Thursday, December 23, 2010

Fourth Thursday of Advent

Christmas Means Charity -- Heaven's First Law

ove is the greatest power in the world.  It is stronger than death.  It depends not upon coercion or force but upon inspiration.  Love, which is charity, is the first law of God.  All other laws are rooted in it.  Love depends not upon any power in the world.  It has its roots and inspiration in God.  Only the almighty power of God is capable of inspiring divine love from which all human love flows -- and without divine inspiration love cannot endure.

Like the every flower that the lover bestows upon his loved one -- the rose, which bears many thorns -- so true love is often born out of sorrow.  Charity, then, which is love of God and of neighbor, shares joy and sorrow alike.

These considerations should prompt us to make an intention in all that we do for our neighbors.  That intention should be purified each day with prayer, and that should be a prayer that all things we do might be prompted by love of God.  No human motive, no matter how noble, can take the place of charity.  No philanthropic project, no matter how stupendous, if not properly rooted in God as well as man, can be compared to the widow's mite prompted by the inspiration divine.  In these days when so many drives are being carried out to alleviate the sufferings of peoples both here and abroad, it is well to rember prayerfully the words of the Apostle on charity, that it will avail nothing unless God is part of our plans.

If the Vicar of Christ had a thousand voices he could enunciate a thousand different heart-stirring appeals, he could speak of the neediest cases, and stir thousands of hearts to pity and urge them to sacrifice.  Yet, all the thousand voices and all their neediest cases would have but one motivation and one inspiration, namely, God.  For all that we do for our neighbor, we do out of the motive of love of God.  This is charity!

Did you ever playfully, but never with more serious intent, as a little child the question:  "How much do you love me?"  Then did you think long and meditatively on the child's answer?  Do you remember that there were no words spoken?  There was only an eloquent gesture.  Little arms were outstretched all the way as far as they could. The child was showing that its love was boundless.  Now, perhaps, if one could phrase the same question to Jesus as one knelt before the crib at Christmas or the crucifix on Good Friday, "How much, O Lord, do You love me?"  he would obtain the same answer.  The answer would be identical to the little child's response -- no words spoken, but an eloquent gesture of arms outstretched all the way in token of His boundless love.

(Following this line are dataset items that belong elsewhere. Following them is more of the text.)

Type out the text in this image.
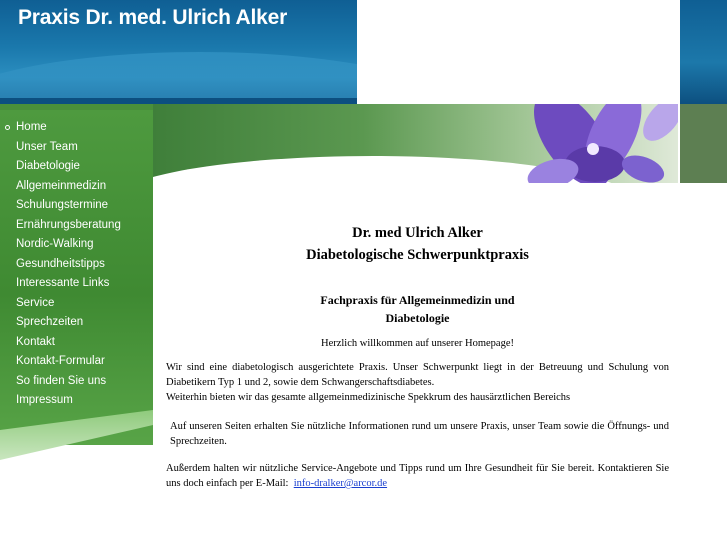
Praxis Dr. med. Ulrich Alker
Home
Unser Team
Diabetologie
Allgemeinmedizin
Schulungstermine
Ernährungsberatung
Nordic-Walking
Gesundheitstipps
Interessante Links
Service
Sprechzeiten
Kontakt
Kontakt-Formular
So finden Sie uns
Impressum

Dr. med Ulrich Alker

Diabetologische Schwerpunktpraxis

Fachpraxis für Allgemeinmedizin und

Diabetologie

Herzlich willkommen auf unserer Homepage!

Wir sind eine diabetologisch ausgerichtete Praxis. Unser Schwerpunkt liegt in der Betreuung und Schulung von Diabetikern Typ 1 und 2, sowie dem Schwangerschaftsdiabetes.

Weiterhin bieten wir das gesamte allgemeinmedizinische Spekkrum des hausärztlichen Bereichs

Auf unseren Seiten erhalten Sie nützliche Informationen rund um unsere Praxis, unser Team sowie die Öffnungs- und Sprechzeiten.

Außerdem halten wir nützliche Service-Angebote und Tipps rund um Ihre Gesundheit für Sie bereit. Kontaktieren Sie uns doch einfach per E-Mail: info-dralker@arcor.de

If we are attuned to the charity of the Sacred heart from whence all love that is lasting must flow, then we will practice the perfect way of life and live according to the first law of love.


Bless, O Lord, all our hearts today and move them to pity.  Let this pity be for themselves, lest one day they appear before You naked of the riches of charity.  Being moved to compunction for our sins we shall then love you more and show this love to men.